Much of that has to do with the time and place of Kennedy’s rise. A decorated war hero, Kennedy related with a generation of GIs returning home to a country exploring new financial, educational and technological opportunities; many of these returning troops became the first in their families to attend college. Kennedy became, in a way, their standard-bearer. His high-society, multilingual wife, regarded as an icon of grace and beauty, completed the picture.

“We’re talking about a country that had come out of the war, that controlled the economy of the world. We were rich by any standards in those days, and people didn’t really know how to act,” said journalist Richard Reeves, author of two books on Kennedy. “I think the Kennedys, with their long hair and European-cut suits and languages, were the role models for a new America.”

JFK, who secretly suffered from debilitating ailments and had been given last rites three times before becoming president, approached politics and his personal life with an impatience that seemed indicative of someone who expected to die young. With help from his powerful and wealthy father, Joseph, and his equally ambitious siblings, he took the White House by storm, leapfrogging over the political establishment.
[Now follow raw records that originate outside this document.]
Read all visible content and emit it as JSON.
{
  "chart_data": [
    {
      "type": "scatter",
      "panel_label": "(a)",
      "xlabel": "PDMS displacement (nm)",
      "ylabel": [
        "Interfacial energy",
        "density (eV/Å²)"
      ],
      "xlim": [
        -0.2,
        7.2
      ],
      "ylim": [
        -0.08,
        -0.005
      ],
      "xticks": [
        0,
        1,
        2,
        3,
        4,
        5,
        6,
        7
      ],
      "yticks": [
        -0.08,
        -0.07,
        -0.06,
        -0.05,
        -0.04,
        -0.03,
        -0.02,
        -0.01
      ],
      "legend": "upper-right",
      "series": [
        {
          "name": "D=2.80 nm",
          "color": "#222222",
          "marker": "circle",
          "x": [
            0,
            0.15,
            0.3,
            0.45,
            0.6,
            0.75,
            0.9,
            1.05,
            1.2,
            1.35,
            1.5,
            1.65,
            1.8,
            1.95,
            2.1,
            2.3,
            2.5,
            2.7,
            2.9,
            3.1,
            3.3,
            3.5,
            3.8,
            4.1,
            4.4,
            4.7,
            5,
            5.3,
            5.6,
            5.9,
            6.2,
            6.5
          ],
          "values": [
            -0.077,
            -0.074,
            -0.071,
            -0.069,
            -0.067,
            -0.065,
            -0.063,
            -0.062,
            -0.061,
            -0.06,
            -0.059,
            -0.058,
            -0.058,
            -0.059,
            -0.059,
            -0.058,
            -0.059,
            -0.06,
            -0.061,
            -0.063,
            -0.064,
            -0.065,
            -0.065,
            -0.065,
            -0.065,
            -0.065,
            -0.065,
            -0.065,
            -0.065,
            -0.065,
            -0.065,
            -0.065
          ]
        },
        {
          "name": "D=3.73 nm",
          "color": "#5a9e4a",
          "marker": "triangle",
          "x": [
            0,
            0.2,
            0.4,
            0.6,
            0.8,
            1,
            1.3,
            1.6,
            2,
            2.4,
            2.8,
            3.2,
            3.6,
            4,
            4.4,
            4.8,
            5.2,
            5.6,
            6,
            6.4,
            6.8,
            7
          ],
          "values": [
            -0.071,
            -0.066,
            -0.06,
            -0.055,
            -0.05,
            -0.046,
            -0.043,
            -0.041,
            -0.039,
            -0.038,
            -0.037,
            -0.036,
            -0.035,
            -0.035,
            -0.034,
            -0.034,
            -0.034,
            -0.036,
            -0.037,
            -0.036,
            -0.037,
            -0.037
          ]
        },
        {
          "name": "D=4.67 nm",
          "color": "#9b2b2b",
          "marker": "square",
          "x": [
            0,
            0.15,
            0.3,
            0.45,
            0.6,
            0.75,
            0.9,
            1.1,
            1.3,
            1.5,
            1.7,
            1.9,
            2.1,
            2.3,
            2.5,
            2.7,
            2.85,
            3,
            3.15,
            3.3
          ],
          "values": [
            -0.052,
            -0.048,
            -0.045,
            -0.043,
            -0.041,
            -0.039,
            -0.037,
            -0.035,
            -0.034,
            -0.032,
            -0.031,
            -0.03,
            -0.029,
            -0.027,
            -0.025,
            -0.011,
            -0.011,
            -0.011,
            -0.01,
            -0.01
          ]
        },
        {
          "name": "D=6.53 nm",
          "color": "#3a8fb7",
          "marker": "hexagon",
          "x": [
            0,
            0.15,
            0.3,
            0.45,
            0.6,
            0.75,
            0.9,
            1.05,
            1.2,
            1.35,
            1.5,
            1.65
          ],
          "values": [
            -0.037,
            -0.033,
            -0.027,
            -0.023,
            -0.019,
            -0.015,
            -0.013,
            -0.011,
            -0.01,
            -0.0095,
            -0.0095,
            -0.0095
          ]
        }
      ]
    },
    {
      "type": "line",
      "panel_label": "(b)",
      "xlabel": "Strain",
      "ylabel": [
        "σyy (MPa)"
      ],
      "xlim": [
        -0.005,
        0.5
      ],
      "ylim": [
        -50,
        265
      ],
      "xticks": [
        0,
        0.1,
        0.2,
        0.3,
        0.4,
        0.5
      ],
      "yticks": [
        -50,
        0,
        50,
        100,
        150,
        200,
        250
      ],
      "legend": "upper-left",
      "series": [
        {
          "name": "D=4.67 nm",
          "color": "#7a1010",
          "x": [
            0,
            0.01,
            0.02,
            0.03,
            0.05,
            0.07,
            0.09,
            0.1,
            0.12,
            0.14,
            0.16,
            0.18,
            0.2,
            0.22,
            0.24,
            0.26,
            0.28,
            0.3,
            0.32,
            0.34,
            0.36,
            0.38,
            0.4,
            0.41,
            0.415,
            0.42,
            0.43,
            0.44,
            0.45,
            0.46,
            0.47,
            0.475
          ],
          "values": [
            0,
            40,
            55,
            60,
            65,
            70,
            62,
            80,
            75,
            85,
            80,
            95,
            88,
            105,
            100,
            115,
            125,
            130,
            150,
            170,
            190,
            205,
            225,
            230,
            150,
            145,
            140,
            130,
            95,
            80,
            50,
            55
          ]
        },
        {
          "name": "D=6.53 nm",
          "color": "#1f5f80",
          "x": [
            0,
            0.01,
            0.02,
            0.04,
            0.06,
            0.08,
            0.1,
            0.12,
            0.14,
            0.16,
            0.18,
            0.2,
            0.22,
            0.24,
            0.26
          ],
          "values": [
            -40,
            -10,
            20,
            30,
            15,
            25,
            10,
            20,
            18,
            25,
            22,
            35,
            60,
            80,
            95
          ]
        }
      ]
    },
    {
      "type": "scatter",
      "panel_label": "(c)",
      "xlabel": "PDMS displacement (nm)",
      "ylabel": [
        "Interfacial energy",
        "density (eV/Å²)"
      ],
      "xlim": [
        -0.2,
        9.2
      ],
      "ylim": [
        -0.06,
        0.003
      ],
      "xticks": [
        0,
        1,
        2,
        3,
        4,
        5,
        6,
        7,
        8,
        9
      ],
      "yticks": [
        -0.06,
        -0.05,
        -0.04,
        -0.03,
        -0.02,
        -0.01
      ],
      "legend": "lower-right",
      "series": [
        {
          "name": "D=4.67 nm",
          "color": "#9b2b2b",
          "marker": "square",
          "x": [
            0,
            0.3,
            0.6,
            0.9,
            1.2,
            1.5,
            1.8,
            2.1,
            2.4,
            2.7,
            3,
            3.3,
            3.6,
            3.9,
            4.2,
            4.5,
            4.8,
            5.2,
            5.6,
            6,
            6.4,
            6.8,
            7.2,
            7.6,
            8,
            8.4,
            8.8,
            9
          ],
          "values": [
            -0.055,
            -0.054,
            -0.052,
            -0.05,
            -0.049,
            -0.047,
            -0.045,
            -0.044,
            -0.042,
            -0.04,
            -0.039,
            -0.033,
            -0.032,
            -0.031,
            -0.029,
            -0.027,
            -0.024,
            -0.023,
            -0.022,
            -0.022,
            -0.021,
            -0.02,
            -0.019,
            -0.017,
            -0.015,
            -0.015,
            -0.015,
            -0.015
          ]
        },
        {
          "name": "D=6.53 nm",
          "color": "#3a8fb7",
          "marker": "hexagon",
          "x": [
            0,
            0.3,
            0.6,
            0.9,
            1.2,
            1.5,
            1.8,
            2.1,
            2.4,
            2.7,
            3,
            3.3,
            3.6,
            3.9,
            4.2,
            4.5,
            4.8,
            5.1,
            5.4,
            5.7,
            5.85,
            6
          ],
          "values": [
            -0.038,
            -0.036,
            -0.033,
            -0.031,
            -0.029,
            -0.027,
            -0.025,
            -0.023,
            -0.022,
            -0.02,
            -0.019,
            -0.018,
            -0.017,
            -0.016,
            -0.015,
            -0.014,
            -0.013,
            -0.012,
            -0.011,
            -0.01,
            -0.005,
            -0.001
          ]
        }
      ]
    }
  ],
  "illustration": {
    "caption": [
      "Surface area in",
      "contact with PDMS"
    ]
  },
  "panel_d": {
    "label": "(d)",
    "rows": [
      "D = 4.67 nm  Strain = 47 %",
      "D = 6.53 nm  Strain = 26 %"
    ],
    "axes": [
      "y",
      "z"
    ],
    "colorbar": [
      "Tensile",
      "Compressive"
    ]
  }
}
“He lived life as a race against boredom,” Reeves said. “He would not wait his turn. He was the first self-financed, self-created presidential candidate. He had it won before they knew what happened. If you want it, go after it. No one waits their turn now. That was largely because of Kennedy.”

He was also a torrid womanizer, engaging in several well-documented affairs before and during his presidency.

After his death, his wife, family and inner-circle embarked on a campaign to burnish his legacy, which is a big reason why there are so many schools, buildings, streets, plazas and government facilities around the world named after him. No other modern president has enjoyed such treatment, except for maybe Ronald Reagan, Reeves said.

At the same time, the Kennedy family has been struck by a number of tragedies—accidents, illnesses, murder, substance-abuse problems—that gave rise to the notion of a "Kennedy curse.”

Those who believe in such a thing point to a string of events that began before JFK’s assassination: the wartime death of his older brother, Joseph; the botched lobotomy of a sister, Rosemary; the death of another sister, Kathleen, in a plane crash; John and Jackie’s stillborn daughter; and the death of a prematurely born son.

The family misfortunes continued after JFK died. The first was a June 1964 plane crash in which the late  president’s youngest brother, Ted, barely survived. In 1968, another brother, Robert, was assassinated as he campaigned for president. A year later, Ted drove a car off a small bridge near Martha’s Vineyard, Massachusetts, killing a young woman in the passenger’s seat. Other members of the extended clan have been convicted of murder, suffered cancer, overdosed and died in other horrific ways. That includes JFK’s son, John Jr., who perished while piloting a small plane near Martha’s Vineyard in 1999.

But scholars scoff at the idea of a Kennedy curse. They point out that the family is so large and sprawling that bad things were bound to happen to some of them. Adding to the peril was that many of JFK’s kin lived the way he did: at full speed, at high risk.

The perception of a curse exists because of that Kennedy mystique, which survives unabated to this day. The 50th anniversary of JFK’s death has sprouted another wave of books about him.

Which raises the question: Will the glow over a president who served less than three years ever dull?

Reeves doesn’t think so. If the negative aspects of his presidency and personal life haven’t sufficiently tarnished him, they likely won’t ever, he said.

The main enemy is time. Eventually, the number of Americans who remember watching John and Jackie in the White House — along with the historians and journalists who documented it — will diminish to nothing.

“They are still the king and queen, at least until my generation dies off,” Sabato said. “It will eventually fade into history. And perhaps the view of the Kennedys will become more realistic. But until then, you’re going to continue to focus on the mythology.”